Despite the seemingly adverse figures, equities and bitcoin continued to show some strength – foolishly in our opinion - but gold and silver also benefited with rather more reason we feel. Indeed the U.S. economy is already almost certainly in a technical recession with the latest Bureau of Economic Activity preliminary Q2 GDP figures suggesting a second successive quarterly downturn of -0.9% following a -1.4% contraction in Q1. Two successive negative quarterly GDP reads are perhaps the standard definition of a recession!
A recession should see equities decline. Discretionary expenditure falls as budgets tighten. Inflation sees prices rise, wages struggle to keep up, unemployment tends to rise and profit margins fall. We are already seeing reports of a fall-off in discretionary non-essential subscriptions in the service sector and household budgets are being squeezed through rising food and energy prices in particular. This is already beginning to filter through to profit margins and will result in growing small business failures. In short, recessionary trends will soon begin to affect bottom lines across the board and it cannot be long before business profit margins, and thus equity prices, begin to suffer. Once a downturn begins it could become something of a rout.
Bitcoin could also suffer quite dramatically too. Bitcoin value growth depends almost wholly on investor confidence. If this starts falling away for other risk-on asset classes it could well affect bitcoin too. We would not be at all surprised to see bitcoin come back at least another 50% or more amidst a general equity crash of around the same magnitude.
All this brings us back to precious metals. Gold in particular tends to perform relatively well in a recession, as incidentally do gold equities. It is seen as something of a wealth protector under adverse economic conditions, and silver – even if it is not quite so relevant as such – tends to follow suit, more by tradition than justification. But be a bit more wary of the pgms. They are very much industrial metals nowadays and although they may still have minor demand in the monetary and jewellery sectors they are far more dependent on the motor vehicle market for their demand and this sector may be one of the first to suffer from discretionary expenditure cutbacks during a recession.

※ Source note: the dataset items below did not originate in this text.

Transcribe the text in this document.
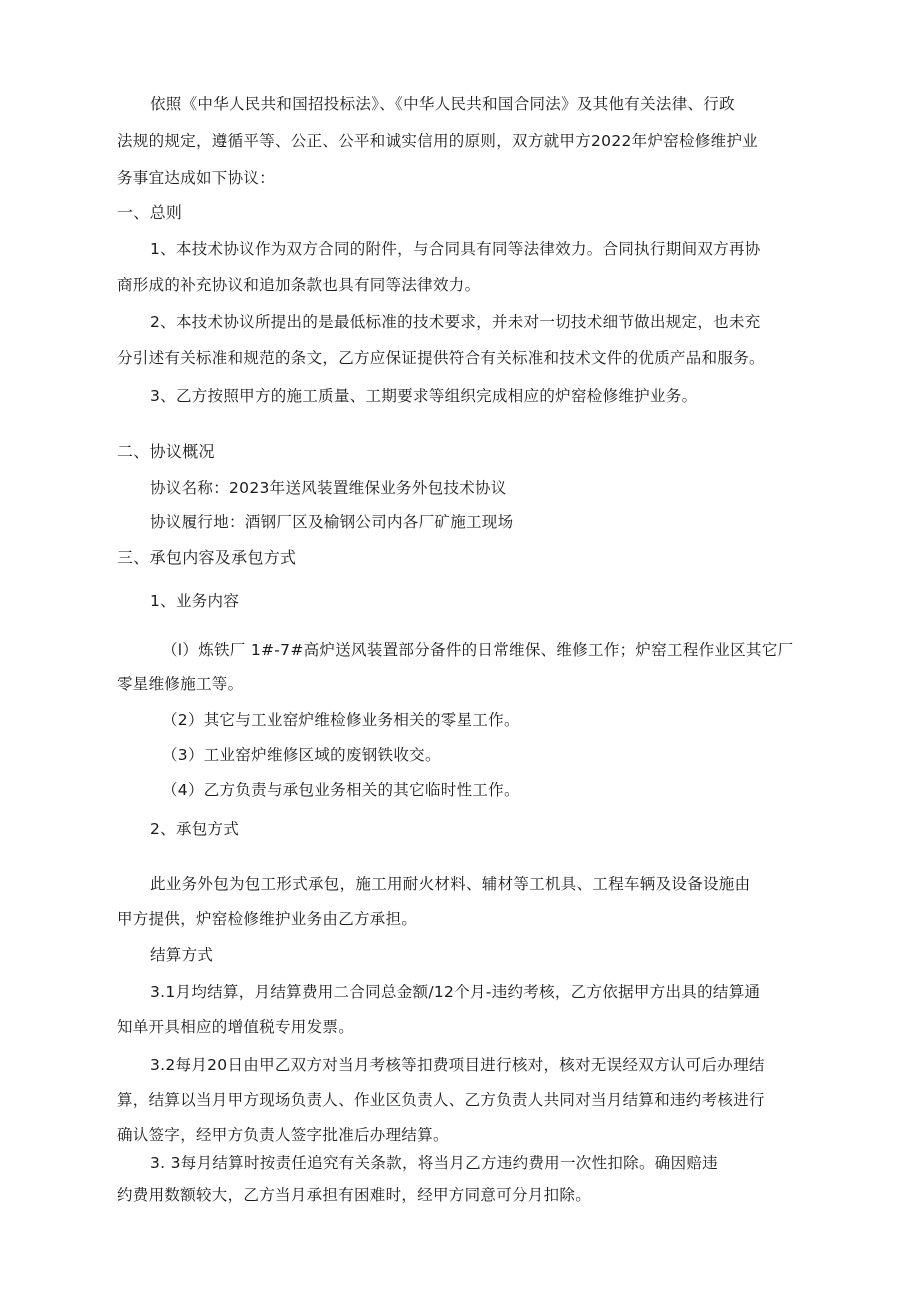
依照《中华人民共和国招投标法》、《中华人民共和国合同法》及其他有关法律、行政
法规的规定，遵循平等、公正、公平和诚实信用的原则，双方就甲方2022年炉窑检修维护业
务事宜达成如下协议：
一、总则
1、本技术协议作为双方合同的附件，与合同具有同等法律效力。合同执行期间双方再协
商形成的补充协议和追加条款也具有同等法律效力。
2、本技术协议所提出的是最低标准的技术要求，并未对一切技术细节做出规定，也未充
分引述有关标准和规范的条文，乙方应保证提供符合有关标准和技术文件的优质产品和服务。
3、乙方按照甲方的施工质量、工期要求等组织完成相应的炉窑检修维护业务。
二、协议概况
协议名称：2023年送风装置维保业务外包技术协议
协议履行地：酒钢厂区及榆钢公司内各厂矿施工现场
三、承包内容及承包方式
1、业务内容
（l）炼铁厂 1#-7#高炉送风装置部分备件的日常维保、维修工作；炉窑工程作业区其它厂
零星维修施工等。
（2）其它与工业窑炉维检修业务相关的零星工作。
（3）工业窑炉维修区域的废钢铁收交。
（4）乙方负责与承包业务相关的其它临时性工作。
2、承包方式
此业务外包为包工形式承包，施工用耐火材料、辅材等工机具、工程车辆及设备设施由
甲方提供，炉窑检修维护业务由乙方承担。
结算方式
3.1月均结算，月结算费用二合同总金额/12个月-违约考核，乙方依据甲方出具的结算通
知单开具相应的增值税专用发票。
3.2每月20日由甲乙双方对当月考核等扣费项目进行核对，核对无误经双方认可后办理结
算，结算以当月甲方现场负责人、作业区负责人、乙方负责人共同对当月结算和违约考核进行
确认签字，经甲方负责人签字批准后办理结算。
3. 3每月结算时按责任追究有关条款，将当月乙方违约费用一次性扣除。确因赔违
约费用数额较大，乙方当月承担有困难时，经甲方同意可分月扣除。
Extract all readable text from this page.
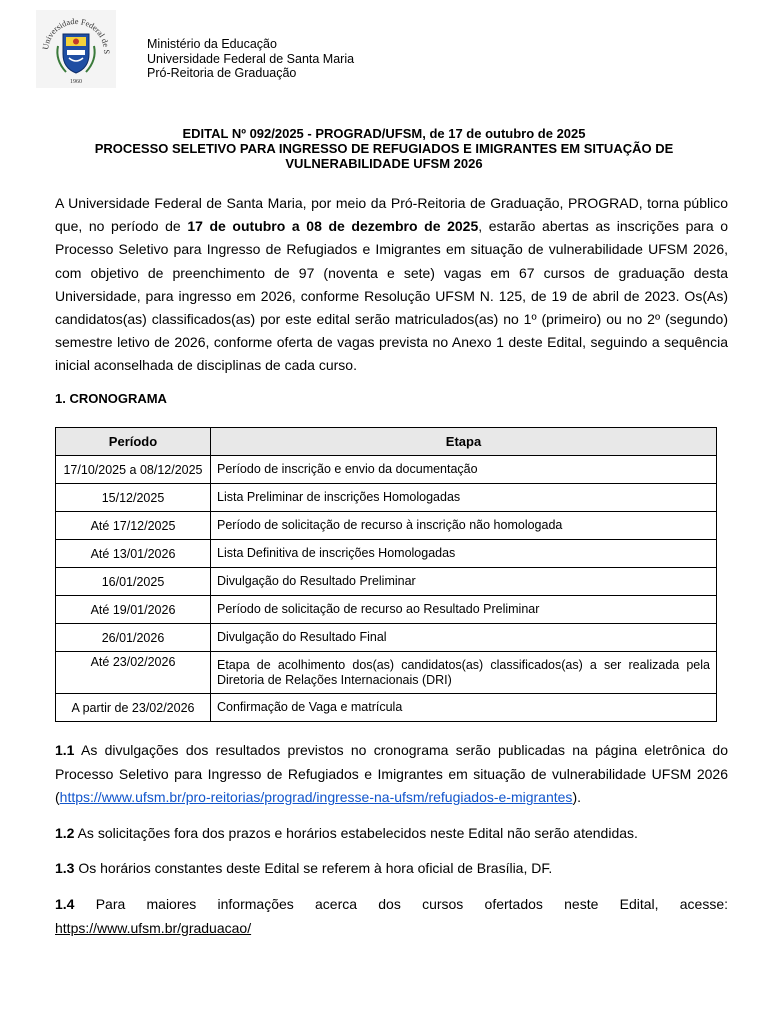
Universidade Federal de S
1960
Ministério da Educação
Universidade Federal de Santa Maria
Pró-Reitoria de Graduação
EDITAL Nº 092/2025 - PROGRAD/UFSM, de 17 de outubro de 2025
PROCESSO SELETIVO PARA INGRESSO DE REFUGIADOS E IMIGRANTES EM SITUAÇÃO DE
VULNERABILIDADE UFSM 2026
A Universidade Federal de Santa Maria, por meio da Pró-Reitoria de Graduação, PROGRAD, torna público que, no período de 17 de outubro a 08 de dezembro de 2025, estarão abertas as inscrições para o Processo Seletivo para Ingresso de Refugiados e Imigrantes em situação de vulnerabilidade UFSM 2026, com objetivo de preenchimento de 97 (noventa e sete) vagas em 67 cursos de graduação desta Universidade, para ingresso em 2026, conforme Resolução UFSM N. 125, de 19 de abril de 2023. Os(As) candidatos(as) classificados(as) por este edital serão matriculados(as) no 1º (primeiro) ou no 2º (segundo) semestre letivo de 2026, conforme oferta de vagas prevista no Anexo 1 deste Edital, seguindo a sequência inicial aconselhada de disciplinas de cada curso.
1. CRONOGRAMA
Período	Etapa
17/10/2025 a 08/12/2025	Período de inscrição e envio da documentação
15/12/2025	Lista Preliminar de inscrições Homologadas
Até 17/12/2025	Período de solicitação de recurso à inscrição não homologada
Até 13/01/2026	Lista Definitiva de inscrições Homologadas
16/01/2025	Divulgação do Resultado Preliminar
Até 19/01/2026	Período de solicitação de recurso ao Resultado Preliminar
26/01/2026	Divulgação do Resultado Final
Até 23/02/2026	Etapa de acolhimento dos(as) candidatos(as) classificados(as) a ser realizada pela Diretoria de Relações Internacionais (DRI)
A partir de 23/02/2026	Confirmação de Vaga e matrícula
1.1 As divulgações dos resultados previstos no cronograma serão publicadas na página eletrônica do Processo Seletivo para Ingresso de Refugiados e Imigrantes em situação de vulnerabilidade UFSM 2026 (https://www.ufsm.br/pro-reitorias/prograd/ingresse-na-ufsm/refugiados-e-migrantes).
1.2 As solicitações fora dos prazos e horários estabelecidos neste Edital não serão atendidas.
1.3 Os horários constantes deste Edital se referem à hora oficial de Brasília, DF.
1.4 Para maiores informações acerca dos cursos ofertados neste Edital, acesse:
https://www.ufsm.br/graduacao/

Precious metals, equities and bitcoin prices opened the new week in Asian and early European markets pretty much flat with equities slightly up and precious metals and bitcoin a tad weaker, but neither significantly so. We will have to wait for U.S. markets to open later in the day to see if there is any real directional influence. If there is we would anticipate a degree of equity and bitcoin weakness on further recession fears, but markets always have a tendency to be over-optimistic until they reverse – sometimes rapidly. Beware.